The 100-bus order is expected to be approved by the city council on Monday, without any public scrutiny, with the vehicles set to be running by 2030.
Duisburg is officially branding itself as “The Hydrogen City” and “the gravitational field for the hydrogen economy”, boasting of its steel factories — which are single-handedly responsible for 5% of of Germany’s CO2 emissions — large inland port and corresponding logistics.
Just a month ago, the German state of Baden-Württemberg revealed that a study it had commissioned into decarbonising the state-owned rail company’s trains concluded that hydrogen locomotives would be 80% more expensive than electric options. While the study was not published in full, a detailed 25-page summary and maps from the report were released to the public, and the state made it clear that its conclusions only applied to Baden-Württemberg.
Internationally, the research on hydrogen transport has been inconclusive. The UN’s IPCC 2022 report stated that buses were among heavy-duty transport segments that could benefit from fuel cell technology.
However, a recent study published in the International Journal of Hydrogen Energy, which looked at overall energy-system costs, found that H2 should not be considered a large-scale solution for transport.
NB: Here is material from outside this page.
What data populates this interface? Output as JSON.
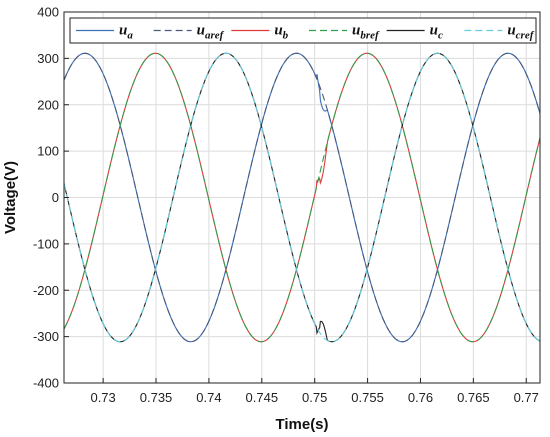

The study modeled green hydrogen usage on an hour-by-hour basis and said both high infrastructure costs and low energy efficiency made H2 a costly solution, but that e-fuels derived from hydrogen would be less costly on an energy-system basis due to its ability to use existing infrastructure.
The German city of Cologne (Köln), 72km south of Duisburg, recently placed an order for 40 hydrogen buses, with options to buy 60 more, adding to its current fleet of about 50 H2 buses.
But in the city of Wiesbaden, near Frankfurt, the local municipally-owned bus operator ESWE Verkehr is said to be considering selling its ten fuel-cell buses, which began operation since last December.
According to analyst Rethink Energy, there were more than 5,000 fuel-cell buses in operation around the world at the start of this year, with about 3,300 of those in China, roughly 1,300 in Europe, and less than 100 in North America.
China is also leading the world in battery electric buses, with 378,700 in operation at the end of 2020, according to a government agency study.
South Korea plans to have 624 hydrogen buses on its roads by 2025.
This article was updated to include information from the 2018 DVG study and a quote from the report's author.